Does that mean you’re going to get your car? Not yet—there still may be other difficulties. In Cobaugh v. Klick-Lewis, 561 A.2d 1248, 385 Pa. Super. 587 (1989), the dealer who had offered the prize said it was all a mistake. The sign that said a car would be awarded to the golfer who hit a hole-in-one off a particular tee was for a tournament played two days earlier, and it was supposed to have been taken down before Mr. Cobaugh hit the links. The court did not accept this argument. A person reading the sign would reasonably understand that he or she could win the car by shooting a hole-in-one. The Cobaugh case is also interesting for the colloquy between members of the court as to whether a hole-in-one is a matter of chance, or a matter of skill. By a vote of two to one, the Pennsylvania Superior Court held that it is a matter of skill.
In Harms v. Northland Ford Dealers, 1999 S.D. 143, 602 N.W.2d 58 (1999), Ms. Harms thought she won the new Ford Explorer that was being offered to the first golfer to hit a hole-in-one on the eighth tee. When she went to claim her prize, she learned that she was ineligible.
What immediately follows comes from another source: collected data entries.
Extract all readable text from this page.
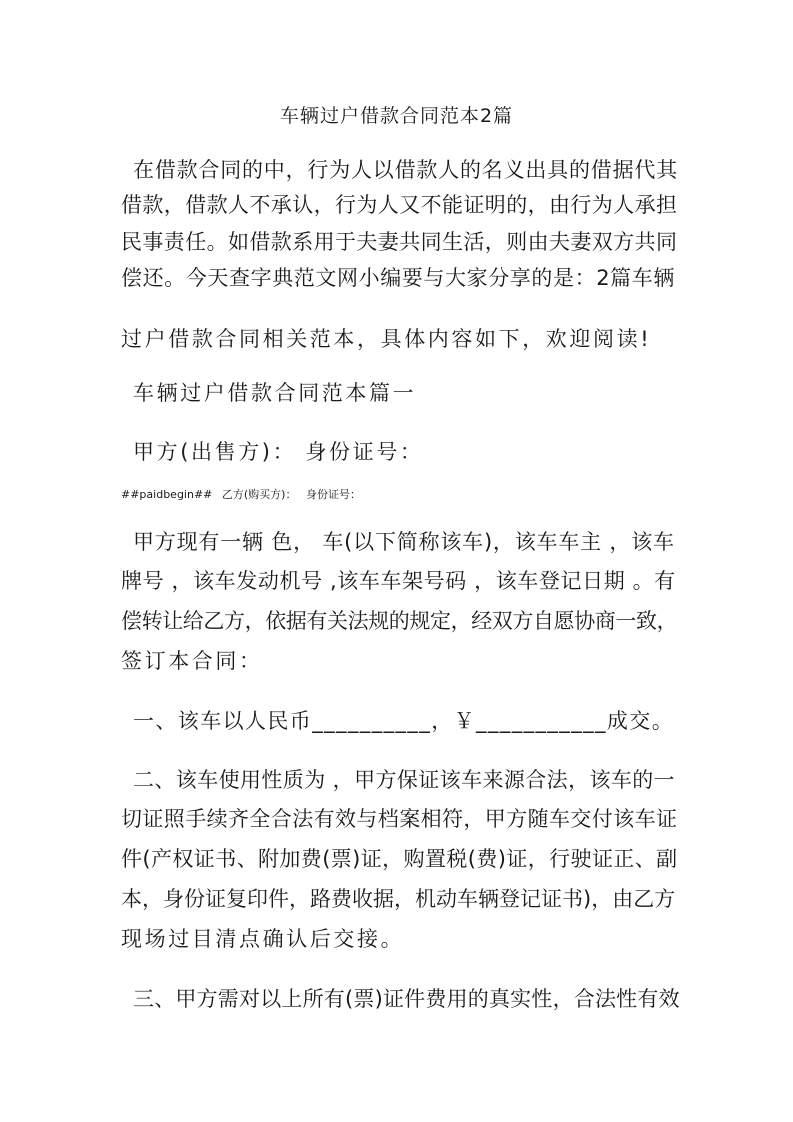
车辆过户借款合同范本2篇
在借款合同的中，行为人以借款人的名义出具的借据代其
借款，借款人不承认，行为人又不能证明的，由行为人承担
民事责任。如借款系用于夫妻共同生活，则由夫妻双方共同
偿还。今天查字典范文网小编要与大家分享的是：2篇车辆
过户借款合同相关范本，具体内容如下，欢迎阅读!
车辆过户借款合同范本篇一
甲方(出售方)： 身份证号：
##paidbegin## 乙方(购买方)： 身份证号：
甲方现有一辆 色， 车(以下简称该车)，该车车主 ，该车
牌号 ，该车发动机号 ,该车车架号码 ，该车登记日期 。有
偿转让给乙方，依据有关法规的规定，经双方自愿协商一致，
签订本合同：
一、该车以人民币__________，￥___________成交。
二、该车使用性质为 ，甲方保证该车来源合法，该车的一
切证照手续齐全合法有效与档案相符，甲方随车交付该车证
件(产权证书、附加费(票)证，购置税(费)证，行驶证正、副
本，身份证复印件，路费收据，机动车辆登记证书)，由乙方
现场过目清点确认后交接。
三、甲方需对以上所有(票)证件费用的真实性，合法性有效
Her hole-in-one was shot from the amateur women’s tee box, but the prize would be awarded only for a hole-in-one shot from the amateur men’s tee box. This rule was not announced before the tournament. The court held that the unannounced condition would not deny Ms. Harms her prize, and found that Northland was in breach of contract for failing to award the car as promised.
If you’ve complied with all of the requirements, and there are no hidden conditions, your golfing prowess has just secured you a new car. But be sure you know who sponsored the prize, and why. In United States v. Krilich, 159 F.3d 1020 (7th Cir. 1998), the prize was a choice between a 1931 Cadillac, or $40,000 cash. The “prize” was actually a cover for a bribe to the mayor of a city. The mayor and a developer agreed that the developer would palm a golf ball to make it look like the mayor’s son had hit a hole-in-one. If the scheme had worked, the cost of the mayor’s bribe would have been passed on to the insurer indemnifying the tournament sponsor against the cost of the prize (“Hole-in-one insurance” is technically known as “prize indemnity insurance”). Krilich was sentenced to sixty-four months in prison for conspiracy to violate the Racketeer Influenced and Corrupt Organizations statute (18 U.S.C. § 1014) and for fraud (On appeal after remand, the District Court was ordered to impose a sentence in the range of 135 to 168 months. United States v. Krilich, 257 F.3d 689 (7th Cir. 2001)). It’s a lesson worth keeping in mind on the links.